Pacifique : une frappe américaine contre un navire de trafiquants présumés fait deux morts
Les États-Unis ont mené, jeudi 5 février, une nouvelle frappe navale dans l’océan Pacifique contre un bateau soupçonné d’être impliqué dans le trafic de drogue. L’attaque, annoncée par le commandement militaire américain pour l’Amérique latine et les Caraïbes (Southcom), a fait deux morts, selon l’armée américaine.
Cette opération s’inscrit dans une campagne militaire lancée il y a six mois par Washington contre des embarcations de trafiquants présumés. Depuis septembre, au moins 128 personnes ont été tuées et 37 bateaux détruits, d’après les chiffres communiqués par le Southcom.

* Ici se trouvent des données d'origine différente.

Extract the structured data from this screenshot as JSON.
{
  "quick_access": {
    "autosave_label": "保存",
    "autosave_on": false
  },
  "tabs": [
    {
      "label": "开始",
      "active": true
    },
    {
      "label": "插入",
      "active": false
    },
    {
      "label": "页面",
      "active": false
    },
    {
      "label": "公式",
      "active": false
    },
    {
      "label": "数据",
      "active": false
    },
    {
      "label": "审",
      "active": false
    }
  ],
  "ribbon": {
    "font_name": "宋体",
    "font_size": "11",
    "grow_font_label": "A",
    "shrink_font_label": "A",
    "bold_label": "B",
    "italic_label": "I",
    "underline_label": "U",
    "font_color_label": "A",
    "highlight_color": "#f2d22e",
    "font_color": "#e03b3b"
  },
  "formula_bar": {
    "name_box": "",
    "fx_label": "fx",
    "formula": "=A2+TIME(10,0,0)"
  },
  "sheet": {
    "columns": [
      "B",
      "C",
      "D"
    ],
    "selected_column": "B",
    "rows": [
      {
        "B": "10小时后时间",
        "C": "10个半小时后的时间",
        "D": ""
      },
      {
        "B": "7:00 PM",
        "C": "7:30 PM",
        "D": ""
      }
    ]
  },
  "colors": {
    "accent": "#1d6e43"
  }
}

Il s’agit de la deuxième frappe connue depuis le début de l’année, après une précédente attaque survenue le 23 janvier, également dans le Pacifique.
Sous l’administration du président Donald Trump, les forces américaines ont mené plus de 30 frappes de ce type. Toutefois, les autorités américaines n’ont jamais rendu publiques de preuves établissant que les navires ciblés participaient effectivement à des activités de narcotrafic.
La légalité de cette campagne suscite de vives critiques aux États-Unis et au sein de la communauté internationale. Des experts ainsi que des responsables des Nations unies ont dénoncé des exécutions extrajudiciaires, estimant que ces opérations violent le droit international.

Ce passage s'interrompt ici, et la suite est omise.